La data da tenere a mente è il 22 novembre del 1864. Fu in quel giorno che la Commissione Comunale di Firenze conferì a Giuseppe Poggi l’incarico di ampliare la città di Firenze in vista della sua proclamazione a capitale del regno d’Italia, dopo che la convenzione di Parigi, in settembre, aveva stabilito che questa non poteva più essere Torino. È questa data a fare da spartiacque tra due facce della città - Firenze com’era prima di diventare capitale e Firenze com’è oggi - che sono materia della mostra al via oggi all’Archivio di Stato di Firenze, con la curatela di Piero Marchi e l’impegno dell’Ente Cassa di Risparmio. Una capitale e il suo architetto, è il titolo, s’inaugura a 150 anni esatti dall’arrivo del re Vittorio Emanuele II in città (avvenuto il 3 febbraio del 1865) e sarà visitabile fino al 6 giugno (lunedì-venerdì ore 9-17; sabato e domenica 10-13).

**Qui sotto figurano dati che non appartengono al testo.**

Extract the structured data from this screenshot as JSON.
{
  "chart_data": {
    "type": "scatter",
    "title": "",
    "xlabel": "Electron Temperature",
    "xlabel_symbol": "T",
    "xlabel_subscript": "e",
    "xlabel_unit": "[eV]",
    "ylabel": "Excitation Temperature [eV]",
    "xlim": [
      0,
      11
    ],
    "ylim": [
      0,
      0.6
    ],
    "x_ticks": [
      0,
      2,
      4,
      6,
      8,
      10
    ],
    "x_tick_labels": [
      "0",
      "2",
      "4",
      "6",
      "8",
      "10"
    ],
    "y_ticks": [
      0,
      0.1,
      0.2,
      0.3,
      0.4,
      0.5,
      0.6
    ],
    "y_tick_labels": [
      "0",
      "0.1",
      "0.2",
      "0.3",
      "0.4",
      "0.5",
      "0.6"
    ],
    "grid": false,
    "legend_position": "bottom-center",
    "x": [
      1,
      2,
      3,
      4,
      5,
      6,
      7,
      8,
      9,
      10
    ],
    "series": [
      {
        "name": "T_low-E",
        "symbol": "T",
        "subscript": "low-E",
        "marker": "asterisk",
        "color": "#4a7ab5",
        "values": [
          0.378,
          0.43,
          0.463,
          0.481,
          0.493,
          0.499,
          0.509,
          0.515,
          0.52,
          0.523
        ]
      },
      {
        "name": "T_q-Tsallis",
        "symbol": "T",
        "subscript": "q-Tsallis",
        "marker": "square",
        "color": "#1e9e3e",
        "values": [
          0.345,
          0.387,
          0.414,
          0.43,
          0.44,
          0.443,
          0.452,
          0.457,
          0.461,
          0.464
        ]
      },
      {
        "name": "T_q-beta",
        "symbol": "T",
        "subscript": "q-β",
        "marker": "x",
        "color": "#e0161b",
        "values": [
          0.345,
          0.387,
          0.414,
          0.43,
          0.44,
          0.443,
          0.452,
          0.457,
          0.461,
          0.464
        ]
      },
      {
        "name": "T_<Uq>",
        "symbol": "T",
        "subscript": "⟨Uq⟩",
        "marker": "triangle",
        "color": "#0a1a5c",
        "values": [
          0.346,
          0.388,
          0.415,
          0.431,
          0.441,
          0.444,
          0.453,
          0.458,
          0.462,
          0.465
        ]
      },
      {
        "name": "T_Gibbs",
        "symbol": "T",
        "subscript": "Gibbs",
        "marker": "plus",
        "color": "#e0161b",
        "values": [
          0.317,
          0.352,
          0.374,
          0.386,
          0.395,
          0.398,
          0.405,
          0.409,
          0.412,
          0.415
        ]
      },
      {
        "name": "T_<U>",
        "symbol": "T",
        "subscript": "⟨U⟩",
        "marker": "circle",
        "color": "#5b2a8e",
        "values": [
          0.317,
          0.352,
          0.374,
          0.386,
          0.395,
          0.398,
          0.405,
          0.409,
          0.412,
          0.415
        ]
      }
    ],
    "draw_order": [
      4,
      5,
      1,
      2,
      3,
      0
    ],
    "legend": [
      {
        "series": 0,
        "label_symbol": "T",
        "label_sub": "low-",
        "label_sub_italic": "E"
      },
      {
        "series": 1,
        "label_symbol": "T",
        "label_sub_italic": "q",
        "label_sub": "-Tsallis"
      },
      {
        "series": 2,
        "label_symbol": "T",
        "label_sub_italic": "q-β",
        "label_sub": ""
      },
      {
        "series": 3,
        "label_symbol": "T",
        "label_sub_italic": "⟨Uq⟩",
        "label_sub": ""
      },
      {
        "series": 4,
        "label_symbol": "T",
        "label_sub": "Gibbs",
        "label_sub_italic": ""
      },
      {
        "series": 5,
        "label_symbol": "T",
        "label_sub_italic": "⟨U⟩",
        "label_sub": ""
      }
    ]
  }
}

Tra i pannelli e i documenti ecco la Firenze pre Poggi con ancora intatte le sue mura e quella post Poggi con i viali, compreso quello che porta su al piazzale. Che Poggi per questa trasformazione sia stato anche parecchio criticato è cosa nota. E però lungo il percorso espositivo - contiene un’ampia sezione di quadreria, molti carteggi e appunti dello stesso architetto, oltre che suoi strumenti di lavoro - si intende evidenziare anche un altro punto di vista. Diciamo più favorevole a una riabilitazione dell’opera dell’architetto. Siamo sicuri, è il quesito che ci stimola la visione della mostra, che le trasformazioni firmate da Poggi siano state una sequenza di errori? E ancora siamo sicuri che queste ultime siano state volute tutte quante dall’architetto e urbanista? La risposta, a giudicare dai materiali esposti è: no.
Intanto si apprende, per chi non lo sa già, che per esempio l’input a tirare giù le mura arrivò al Poggi dai suoi stessi committenti (anzi lui si battè e con successo per salvare le porte) e non fu il risultato di una sua iniziativa. Studiò attentamente le essenze vegetali che dovevano abbellire i viali, soprattutto quello dei Colli solo per fare un esempio. E ancora, se non bastasse, si scopre che si occupò di mettere in sicurezza i corsi d’acqua dell’Affrico e del Mugnone e in parte dell’Arno con la progettazione di nuovi lungarni. Erano gli anni in cui Firenze si adeguava a una crescita notevole della sua popolazione, con l’arrivo della corte, dei ministeri, del Parlamento. Ed era quindi normale che nascessero nuove strade, nuovi quartieri e nuova abitazione per i nuovi cittadini. Ed era anche normale che alcune dimore storiche diventassero sede dei nuovi uffici, con Palazzo Vecchio sede del Parlamento e gli Uffizi del Senato, San Firenze a ospitare il ministero della Pubblica Istruzione. Erano gli anni in cui la passione per i cavalli del re faceva nascere le sue scuderie  a Porta Romana e le Pagliere. Erano gli anni del grande movimento in avanti. Dopo non ce ne sarebbe stato più uno di tale portata tranne la breve accelerazione, ma di più limitata portata, durante gli anni del Fascismo.